Natalia Kolesnikova | Afp | Getty Images
The Federal Bureau of Investigation disrupted a Russian government-controlled malware network that compromised hundreds of computers belonging to NATO-member governments and other Russian targets of interest, including journalists, the Justice Department said Tuesday.
The disruption effort, called Operation Medusa, took the malware offline on or about May 8.
A unit within Russia’s Federal Security Bureau, the successor to the Soviet Union-era KGB, developed and deployed a malware codenamed Snake as far back as 2004, a federal search warrant request shows. The unit, called Turla, used the malware to selectively target high-value devices used by allied foreign ministries and governments.
The software was able to record every keystroke a victim made, a capacity known as keylogging, and send it back to Turla’s control center.

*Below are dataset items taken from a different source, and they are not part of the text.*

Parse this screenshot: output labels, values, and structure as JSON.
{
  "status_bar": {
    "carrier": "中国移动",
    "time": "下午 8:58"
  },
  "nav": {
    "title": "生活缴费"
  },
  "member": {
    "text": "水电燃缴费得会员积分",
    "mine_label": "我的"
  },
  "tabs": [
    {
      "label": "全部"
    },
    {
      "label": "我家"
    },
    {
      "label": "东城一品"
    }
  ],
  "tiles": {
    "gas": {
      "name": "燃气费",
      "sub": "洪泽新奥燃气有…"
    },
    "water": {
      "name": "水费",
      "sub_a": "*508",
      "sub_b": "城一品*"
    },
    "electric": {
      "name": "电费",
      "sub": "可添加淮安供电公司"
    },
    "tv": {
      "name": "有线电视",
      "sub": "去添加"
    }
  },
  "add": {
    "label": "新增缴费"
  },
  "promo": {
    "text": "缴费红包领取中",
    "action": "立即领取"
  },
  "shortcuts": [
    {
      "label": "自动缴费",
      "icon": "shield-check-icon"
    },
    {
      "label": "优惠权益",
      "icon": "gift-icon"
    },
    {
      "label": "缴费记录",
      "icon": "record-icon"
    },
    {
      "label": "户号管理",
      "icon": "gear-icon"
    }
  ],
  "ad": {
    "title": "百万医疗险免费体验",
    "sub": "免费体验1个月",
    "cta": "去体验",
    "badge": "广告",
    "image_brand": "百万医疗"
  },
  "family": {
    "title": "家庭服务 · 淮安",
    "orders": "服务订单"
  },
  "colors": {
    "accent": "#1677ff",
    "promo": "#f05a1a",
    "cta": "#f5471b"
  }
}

In at least one case, Turla used the Snake malware to infiltrate a personal computer belonging to a journalist at a U.S. media outlet, who reported on Russia’s government.
The Justice Department cited Snake’s status as Russia’s “premier long-term cyberespionage malware.” Disrupting the malware was part of an effort by U.S. law enforcement to protect victims around the world.
“We will continue to strengthen our collective defenses against the Russian regime’s destabilizing efforts to undermine the security of the United States and our allies,” Attorney General Merrick Garland said in a statement.
Snake’s targeted capacities fed Russian intelligence huge amounts of information until U.S. law enforcement took down the network on Monday.
Snake was also able to snoop and compromise a victim’s Internet activity, inserting itself into the data that a victim’s computer sent online. Turla’s malware was able to operate effectively undetected by victims for nearly two decades, even as federal law enforcement monitored and pursued the Russian intelligence unit behind Snake.
Federal researchers and counterintelligence agents were able to reverse-engineer Snake and build software that would disable the malware. The software was codenamed Perseus and was deployed in a synchronized operation earlier this week with the cooperation of other foreign governments.
“Through a high-tech operation that turned Russian malware against itself, U.S. law enforcement has neutralized one of Russia’s most sophisticated cyber-espionage tools, used for two decades to advance Russia’s authoritarian objectives,” Deputy Attorney General Lisa Monaco said in a statement.